Kelly traces the history of that amendment… in very different times: “[In 1972,] The House approved the ERA [reproduced above] 354 to 23, and just eight senators voted against it. But it had still not been ratified by 1973 when Roe came down. With the Constitution still lacking an explicit right to equality, the Roe decision is a technical, medicalized one. It hyperfocuses on a pregnant person’s body and pregnancy timing rather than a right to equal citizenship and freedom from discrimination on the basis of sex…

“The ERA barreled through 30 of the 38 necessary state ratifications in the first year after its passage, and ratification seemed inevitable. But after the Roe decision, many conservatives channeled their opposition to abortion toward the ERA, launching a wider fight against women’s rights. Phyllis Schlafly’s STOP ERA movement was born.

“As the religious right’s political influence began to grow, this group of far-right activists chose abortion as a wedge issue to activate their base — but zeroed in on opposition to the ERA as the first concrete campaign to flex their newfound political power. Catholics, evangelicals and Mormons banded together against the amendment. In 1982, when the extended time limit on ratifying the ERA expired, STOP ERA declared victory.

“Many feminists gave up on the fight, falsely thinking at least access to abortion was secure. However, in recent years and with increasing threats to our basic liberties, the ERA has found new life. The amendment stands now as the most straightforward solution to current constitutional woes.

“The ERA has already met all the constitutional requirements for ratification. [see above map] In 2020, Virginia became the 38th and final state needed to satisfy the Constitution’s Article V, which governs the amendment process. With the amendment having passed in Congress by more than the two-thirds vote required, and being ratified by enough states, respected constitutional legal scholars agree that the ERA is now the 28th Amendment. The only step left required by statute says the national archivist has to certify the additional ratifications and publish the amendment in the Federal Register. We are literally one signature away from changing the Constitution.” The clock ticked passed the deadline, the national Archivist failed to certify the result, and the 28th Amendment (the ERA) sits… and sits. Kelly continues:

“Though two years have passed since Virginia’s ratification, the archivist has refused to act, saying a green light is needed from the White House. Yet Harvard professor Laurence Tribe wrote to Congress in March that his ‘conclusion as a constitutional scholar is that the ERA is currently a valid part of the United States Constitution,’ that Congress should recognize it as such and that ‘even if Congress takes no such action the Archivist should publish it as the Twenty-Eighth Amendment.’

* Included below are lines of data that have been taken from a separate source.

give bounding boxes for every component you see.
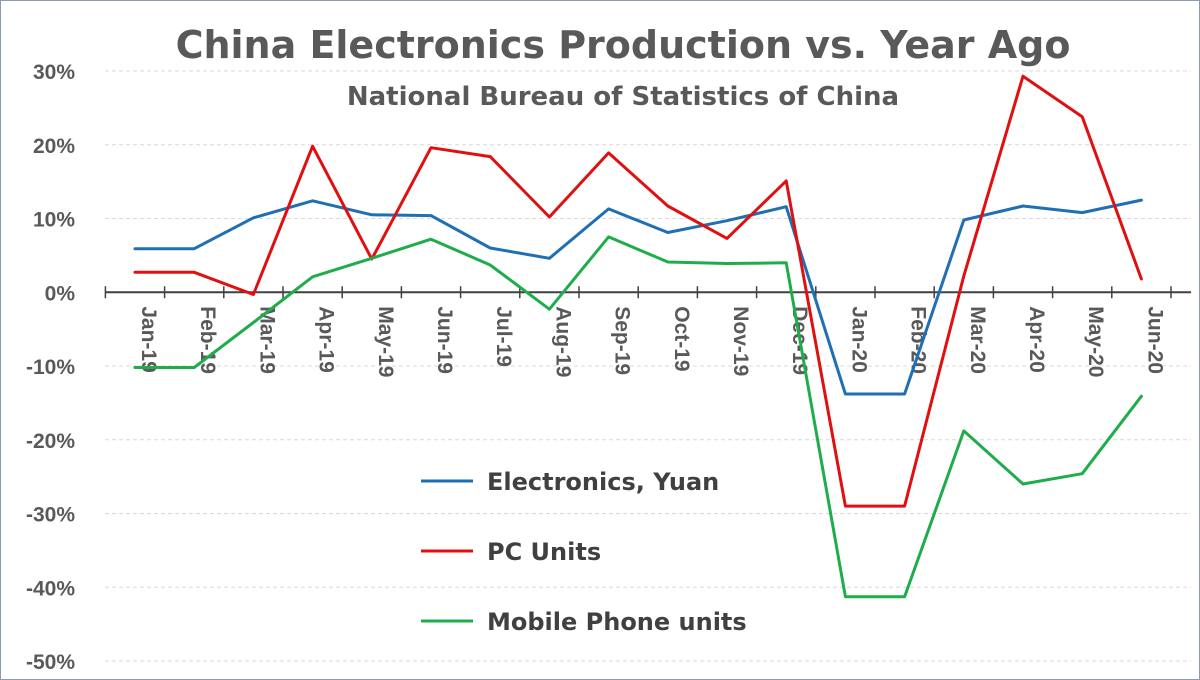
x-tick-label: Mar-20 [966,306,989,374]
y-tick-label: -30% [26,504,75,527]
legend-label: Mobile Phone units [487,608,747,636]
series-line [133,235,1143,599]
x-tick-label: Feb-20 [907,306,930,374]
y-tick-label: -40% [26,577,75,600]
x-tick-label: May-20 [1084,306,1107,377]
x-axis: Jan-19 Feb-19 Mar-19 Apr-19 May-19 Jun-19 Jul-… [104,286,1191,377]
legend-label: Electronics, Yuan [487,468,719,496]
chart-title: China Electronics Production vs. Year Ag… [176,23,1071,67]
x-tick-label: Jun-19 [433,306,456,374]
x-tick-label: Nov-19 [729,306,752,376]
x-tick-label: Apr-20 [1025,306,1048,373]
x-tick-label: Sep-19 [611,306,634,375]
y-tick-label: -50% [26,651,75,674]
x-tick-label: Jul-19 [492,306,515,367]
y-tick-label: -20% [26,430,75,453]
y-tick-label: 10% [33,209,75,232]
y-tick-label: 30% [33,61,75,84]
y-axis-ticks: 30% 20% 10% 0% -10% -20% -30% -40% -50% [26,61,75,674]
series-lines [133,74,1143,599]
legend-label: PC Units [487,538,601,566]
series-line [133,198,1143,396]
x-tick-label: Oct-19 [670,306,693,371]
x-tick-label: Apr-19 [315,306,338,373]
y-tick-label: -10% [26,356,75,379]
legend: Electronics, Yuan PC Units Mobile Phone un… [421,468,747,636]
y-tick-label: 0% [45,282,76,305]
x-tick-label: Mar-19 [255,306,278,374]
x-tick-label: Jun-20 [1143,306,1166,374]
x-tick-label: Jan-20 [847,306,870,373]
x-tick-label: Aug-19 [551,306,574,377]
x-tick-label: Feb-19 [196,306,219,374]
x-tick-label: Jan-19 [137,306,160,373]
x-tick-label: May-19 [374,306,397,377]
chart-subtitle: National Bureau of Statistics of China [347,82,899,112]
series-line [133,74,1143,508]
gridlines [105,70,1191,662]
y-tick-label: 20% [33,135,75,158]
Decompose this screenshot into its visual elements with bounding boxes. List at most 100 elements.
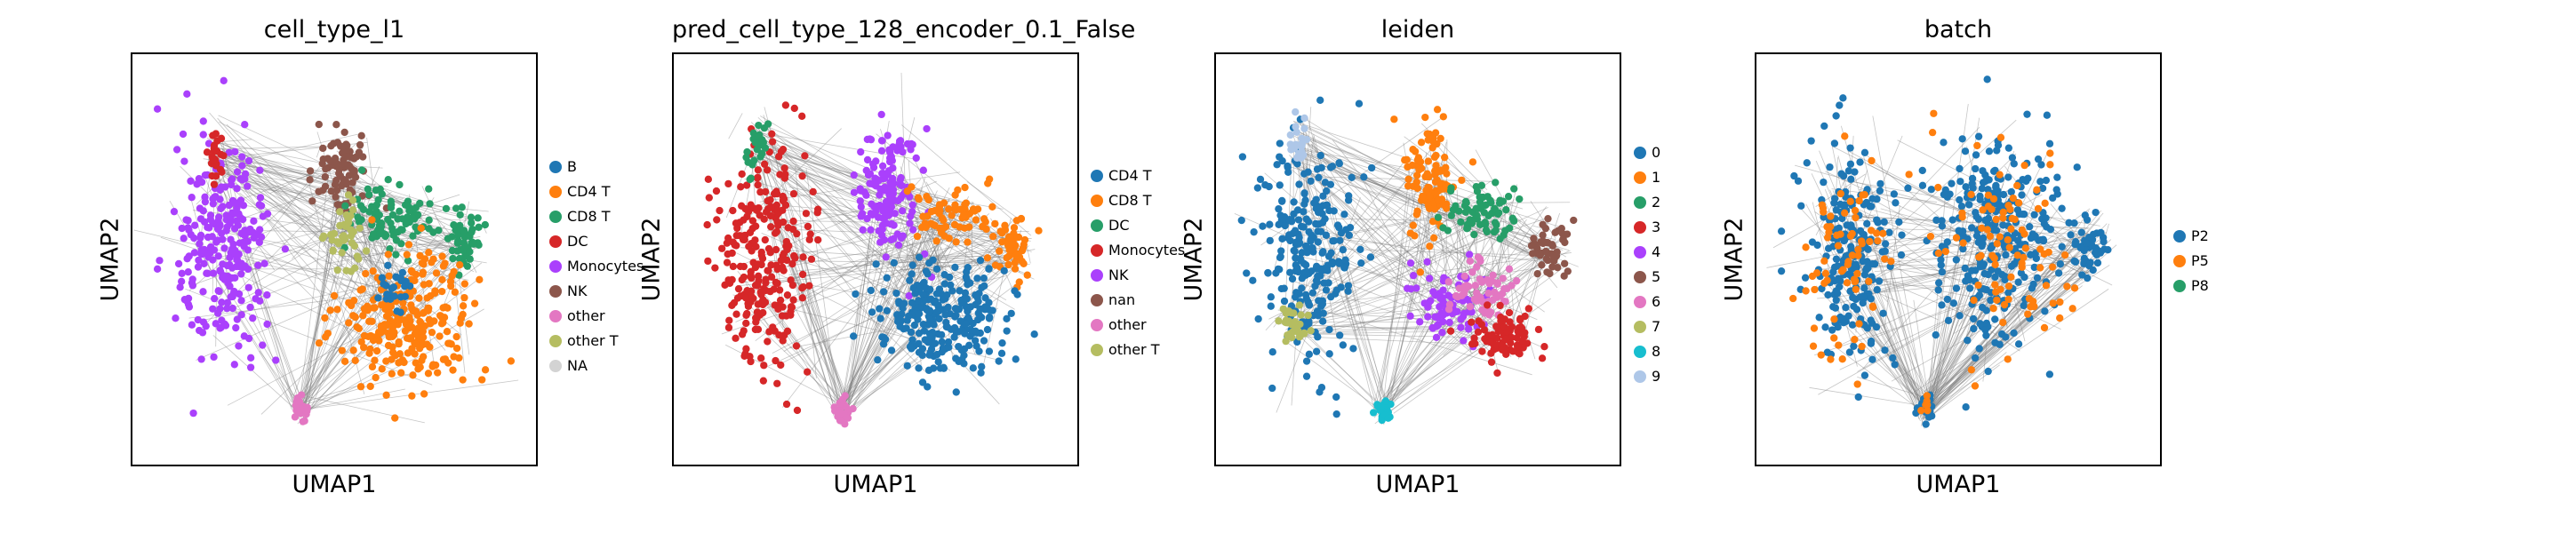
data-point bbox=[1858, 342, 1866, 351]
data-point bbox=[892, 289, 900, 298]
data-point bbox=[369, 230, 378, 238]
data-point bbox=[1851, 336, 1859, 344]
edge-line bbox=[1385, 211, 1489, 413]
data-point bbox=[2020, 253, 2028, 262]
data-point bbox=[255, 238, 264, 246]
data-point bbox=[436, 312, 444, 320]
data-point bbox=[384, 176, 392, 184]
data-point bbox=[240, 243, 248, 251]
data-point bbox=[345, 319, 353, 327]
data-point bbox=[1423, 130, 1431, 138]
data-point bbox=[238, 153, 246, 161]
data-point bbox=[2020, 161, 2028, 170]
data-point bbox=[1516, 322, 1525, 331]
data-point bbox=[403, 251, 411, 259]
data-point bbox=[1500, 346, 1508, 354]
edge-line bbox=[292, 383, 364, 407]
data-point bbox=[216, 305, 224, 313]
data-point bbox=[1895, 218, 1903, 227]
data-point bbox=[1407, 285, 1415, 293]
data-point bbox=[409, 371, 417, 379]
data-point bbox=[1349, 345, 1357, 353]
legend-marker bbox=[2173, 279, 2186, 292]
data-point bbox=[1544, 256, 1552, 265]
data-point bbox=[805, 282, 813, 290]
data-point bbox=[961, 289, 970, 297]
data-point bbox=[1436, 186, 1445, 194]
legend-label: 6 bbox=[1652, 293, 1661, 310]
data-point bbox=[1290, 309, 1298, 317]
data-point bbox=[2038, 184, 2047, 193]
data-point bbox=[174, 259, 183, 268]
data-point bbox=[724, 250, 732, 259]
data-point bbox=[1308, 244, 1316, 252]
data-point bbox=[889, 143, 897, 151]
data-point bbox=[772, 227, 781, 236]
data-point bbox=[442, 204, 451, 213]
cluster-CD4 T bbox=[849, 253, 1038, 396]
edge-line bbox=[1301, 141, 1382, 425]
data-point bbox=[1472, 204, 1480, 212]
data-point bbox=[355, 148, 364, 156]
data-point bbox=[372, 373, 380, 382]
data-point bbox=[382, 321, 391, 330]
data-point bbox=[1440, 309, 1448, 317]
data-point bbox=[382, 391, 390, 399]
legend-label: Monocytes bbox=[1108, 242, 1186, 259]
data-point bbox=[1830, 315, 1838, 323]
data-point bbox=[737, 183, 745, 191]
cluster-other T bbox=[318, 191, 371, 275]
data-point bbox=[1315, 220, 1323, 228]
data-point bbox=[411, 350, 419, 358]
data-point bbox=[183, 90, 191, 99]
data-point bbox=[1972, 212, 1980, 220]
data-point bbox=[348, 196, 357, 204]
data-point bbox=[1514, 343, 1522, 351]
data-point bbox=[451, 288, 460, 297]
data-point bbox=[741, 294, 750, 302]
data-point bbox=[1474, 253, 1483, 261]
data-point bbox=[1830, 334, 1838, 342]
chart-panel-pred-cell-type: pred_cell_type_128_encoder_0.1_False UMA… bbox=[0, 0, 1186, 533]
edge-line bbox=[218, 161, 388, 187]
data-point bbox=[1978, 185, 1987, 193]
data-point bbox=[923, 124, 931, 133]
data-point bbox=[199, 117, 207, 125]
data-point bbox=[998, 339, 1006, 347]
data-point bbox=[754, 282, 762, 290]
cluster-NK bbox=[306, 120, 390, 216]
data-point bbox=[1990, 254, 1998, 262]
data-point bbox=[1794, 177, 1803, 185]
edge-line bbox=[845, 187, 884, 423]
data-point bbox=[1430, 153, 1439, 162]
data-point bbox=[883, 274, 891, 282]
edge-line bbox=[1819, 210, 2014, 238]
data-point bbox=[1335, 159, 1343, 167]
edge-line bbox=[840, 120, 890, 412]
data-point bbox=[1881, 247, 1889, 255]
edge-line bbox=[721, 242, 986, 335]
data-point bbox=[206, 249, 214, 257]
data-point bbox=[732, 310, 740, 318]
data-point bbox=[1970, 296, 1978, 305]
data-point bbox=[2004, 355, 2012, 363]
data-point bbox=[1426, 243, 1434, 251]
data-point bbox=[1777, 227, 1786, 235]
x-axis-label: UMAP1 bbox=[1916, 471, 2001, 498]
data-point bbox=[460, 252, 469, 260]
edge-line bbox=[1302, 240, 1556, 327]
data-point bbox=[1302, 357, 1311, 365]
data-point bbox=[836, 417, 844, 425]
data-point bbox=[1508, 322, 1516, 331]
edge-line bbox=[1925, 289, 2109, 413]
legend-label: NA bbox=[567, 357, 588, 374]
data-point bbox=[1416, 318, 1424, 326]
data-point bbox=[1455, 284, 1464, 292]
data-point bbox=[211, 294, 219, 303]
edge-line bbox=[1891, 267, 2091, 382]
data-point bbox=[1966, 284, 1974, 292]
data-point bbox=[1487, 349, 1495, 357]
data-point bbox=[1328, 259, 1337, 268]
data-point bbox=[798, 270, 807, 279]
data-point bbox=[1276, 211, 1284, 219]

“The states that have ratified in the modern era, Nevada, Illinois and Virginia, filed suit against the archivist in 2020 to compel him to recognize their ratifications. Though the states lost in federal district court, they have appealed to the D.C. Circuit, where the case now stands. Depending on the outcome, the case could end up before the Supreme Court. But a strict reading of Article V makes amending the Constitution a political question not for the courts to resolve.”

Does the ERA instead need a do-over with a perilous path in red states? How strongly do voters feel about treating woman equally? Arguments like exposing women to a military draft seem archaic as American women soldiers, sailors and air combatants are routinely deployed today in harm’s way. What are the real reasons woman should be second class citizens? Isn’t it time to fix that?!


I’m Peter Dekom, and I continue to be amazed that there still is resistance to making American women the full equals of American men.